After the grueling test, Solomon’s face is drained from all joy, pain and passion. Chiwetel Ejiofor’s eyes tell us all we need to know. McQueen knows this, and gives his actor a heartbreakingly beautiful closeup that might just be the best shot in one of the most visually stunning films of the year. 
At this point in the story, as the answer to an unspoken prayer, a good man appears. He is played by Brad Pitt, who does a wonderful job with the small, though crucial, material he is given. In his first scene, he argues with Epps, saying that in the eyes of God, and whether black or white, what’s true and right for one is true and right for all. Afterwards, he hears Solomon’s story and writes to his family to set him free once and for all. Many critics feel this turn in the story jarring and out of sync with the rest of the movie, but it is rightfully earned, and a relief. 

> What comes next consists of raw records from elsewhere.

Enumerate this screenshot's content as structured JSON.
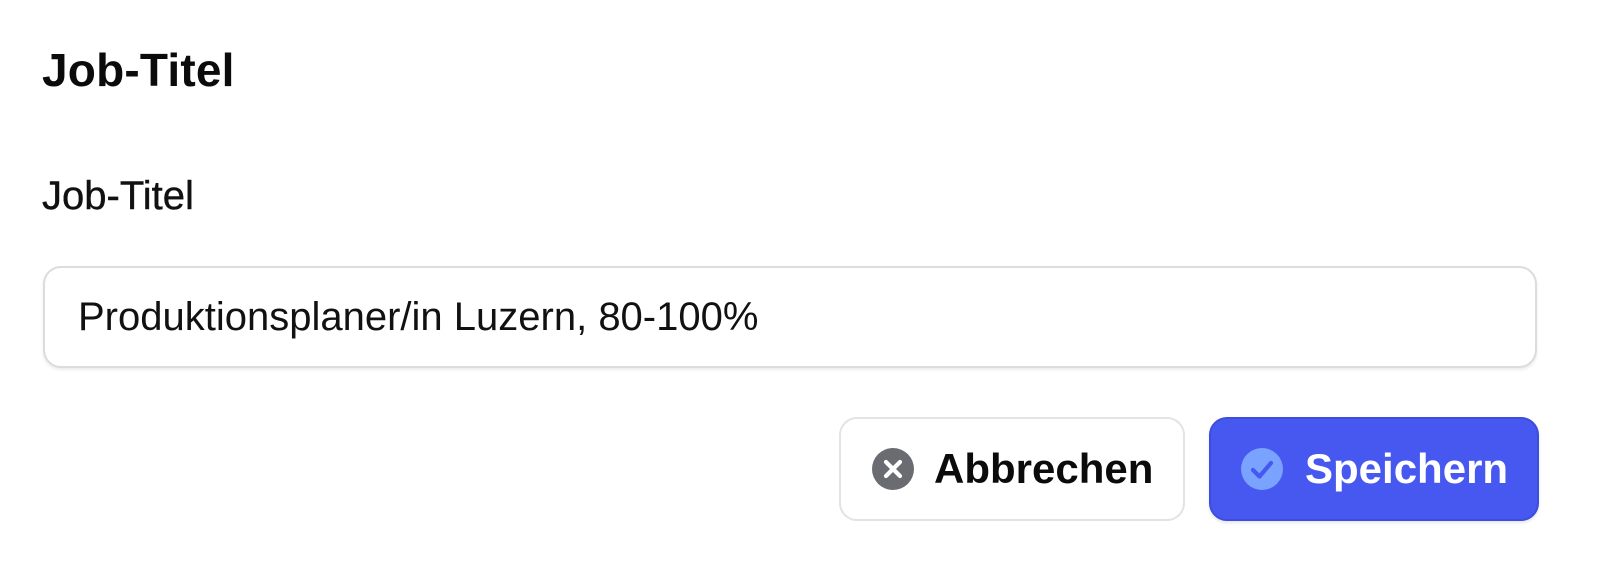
{
  "section": {
    "title": "Job-Titel"
  },
  "field": {
    "label": "Job-Titel",
    "value": "Produktionsplaner/in Luzern, 80-100%"
  },
  "actions": {
    "cancel_label": "Abbrechen",
    "cancel_icon": "x-circle-icon",
    "save_label": "Speichern",
    "save_icon": "check-circle-icon"
  },
  "colors": {
    "primary": "#4758f0",
    "cancel_icon": "#6b6b72",
    "save_icon_fill": "#7aa2ff"
  }
}
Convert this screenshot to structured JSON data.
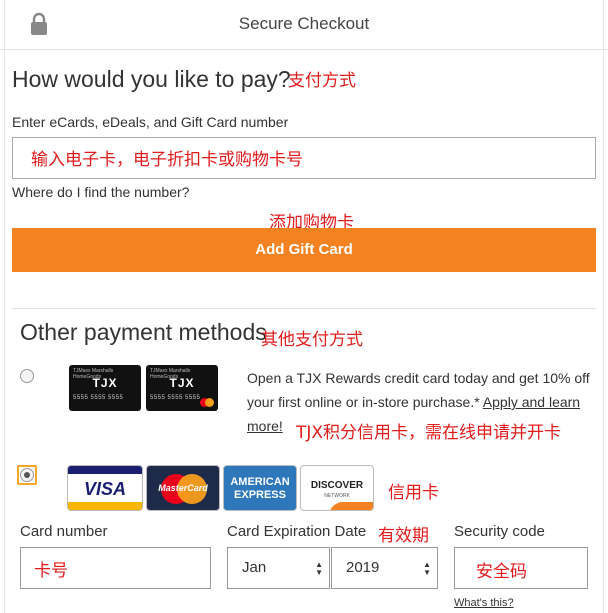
{
  "header": {
    "title": "Secure Checkout"
  },
  "payment": {
    "title": "How would you like to pay?",
    "title_annotation": "支付方式",
    "ecard_label": "Enter eCards, eDeals, and Gift Card number",
    "ecard_annotation": "输入电子卡，电子折扣卡或购物卡号",
    "where_link": "Where do I find the number?",
    "add_annotation": "添加购物卡",
    "add_button": "Add Gift Card",
    "button_color": "#f58220"
  },
  "other": {
    "title": "Other payment methods",
    "title_annotation": "其他支付方式",
    "tjx": {
      "card_brand": "TJX",
      "card_top_text": "TJMaxx Marshalls HomeGoods",
      "card_number": "5555 5555 5555",
      "promo_text": "Open a TJX Rewards credit card today and get 10% off your first online or in-store purchase.*",
      "promo_link": "Apply and learn more!",
      "annotation": "TJX积分信用卡，需在线申请并开卡"
    },
    "credit": {
      "selected": true,
      "logos": [
        "VISA",
        "MasterCard",
        "AMERICAN EXPRESS",
        "DISCOVER"
      ],
      "discover_sub": "NETWORK",
      "annotation": "信用卡"
    }
  },
  "card_form": {
    "number_label": "Card number",
    "number_annotation": "卡号",
    "expiry_label": "Card Expiration Date",
    "expiry_annotation": "有效期",
    "month_value": "Jan",
    "year_value": "2019",
    "security_label": "Security code",
    "security_annotation": "安全码",
    "whats_this": "What's this?"
  },
  "icons": {
    "lock": "lock-icon",
    "select_arrow": "updown-arrow-icon",
    "radio": "radio-button"
  }
}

Without the familial reunification the film would have been too bleak to bear, so McQueen gracefully delivers the poignant and necessary scene. But the movie doesn’t end there. Titles let us know that Solomon kept fighting the rest of his life to end slavery. Slavery might be over, but it is real and present in the film and reminds us all sorts of violations against humanity continue to happen around us. We must not forget.

Verdict- 4/4
12 Years a Save (2013) 2h 13min. R

Random Thought.
-Steve McQueen is British. Few directors operate at his level, but why was it not an American director who first tackled slavery in such a meaningful way?